My husband just tried to seduce me by saying we can do it doggystyle so you can watch tv
i wonder if she gts uncomfortable walkin bu when she knows we all know what her pussy tastes like
He said they were doing a skit in class apparently someone else is dressed like a horse. Ive never felt more proned to skipping class than now
It's horrible of you to say your above all this when the bar uses your drunk picture to scare people.
Hey, you gotta think, is this REALLY the penis you wanna see for the rest of your life? THINK!
Yeah when we were together he never sent me dick pics like a normal boyfriend. It was always pizzas. That should've been my sign.
I just got offered money for pictures of my boobs
I accepted the offer
Suffice to say, I think if people ask about your bruises, and you look them right in the eye, and say "they're from fucking...", people would be like, "respect."
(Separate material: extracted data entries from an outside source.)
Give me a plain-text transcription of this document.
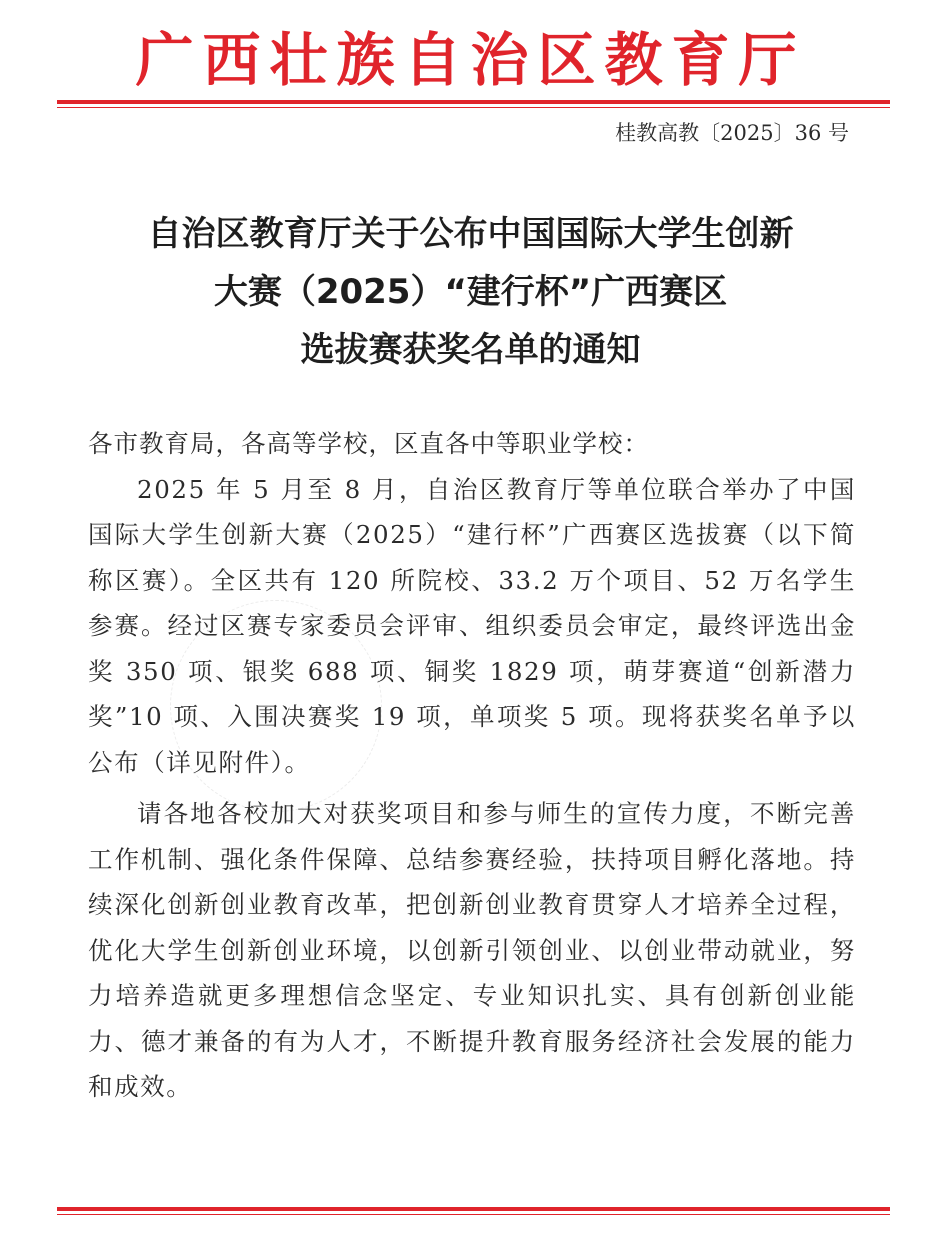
广西壮族自治区教育厅
桂教高教〔2025〕36 号
自治区教育厅关于公布中国国际大学生创新
大赛（2025）“建行杯”广西赛区
选拔赛获奖名单的通知

各市教育局，各高等学校，区直各中等职业学校：

2025 年 5 月至 8 月，自治区教育厅等单位联合举办了中国国际大学生创新大赛（2025）“建行杯”广西赛区选拔赛（以下简称区赛）。全区共有 120 所院校、33.2 万个项目、52 万名学生参赛。经过区赛专家委员会评审、组织委员会审定，最终评选出金奖 350 项、银奖 688 项、铜奖 1829 项，萌芽赛道“创新潜力奖”10 项、入围决赛奖 19 项，单项奖 5 项。现将获奖名单予以公布（详见附件）。

请各地各校加大对获奖项目和参与师生的宣传力度，不断完善工作机制、强化条件保障、总结参赛经验，扶持项目孵化落地。持续深化创新创业教育改革，把创新创业教育贯穿人才培养全过程，优化大学生创新创业环境，以创新引领创业、以创业带动就业，努力培养造就更多理想信念坚定、专业知识扎实、具有创新创业能力、德才兼备的有为人才，不断提升教育服务经济社会发展的能力和成效。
I took my makeup off with mouthwash. Seemed like a good idea. It worked.
Blacked out and Irish exited last night. At dinner. On a Sunday.
She showed up at 4:30 in the morning HAMMERED, stripped, demanded sex, then after 4 failed attempts stopped me mid-thrust to tell me she thought we should be fucking for a cause, like animal rights. Process that for a second. She wanted us to be fucking for animal rights.
I told him I was on my period but he says "I'm a doctor, you think I can't handle blood?" And just went for it. Jackpot
I knew I no longer wanted to bone him when he put the Grease soundtrack on as "mood music", no guy looks attractive singing and dancing to greased lightning naked.
I've had way too many dicks in my mouth the past two weeks. Ready to go back to school and be a doctor now
I got here. Mom yelled "drink of the day is blueberry sangria" and next thing I knew I was on a slip and slide.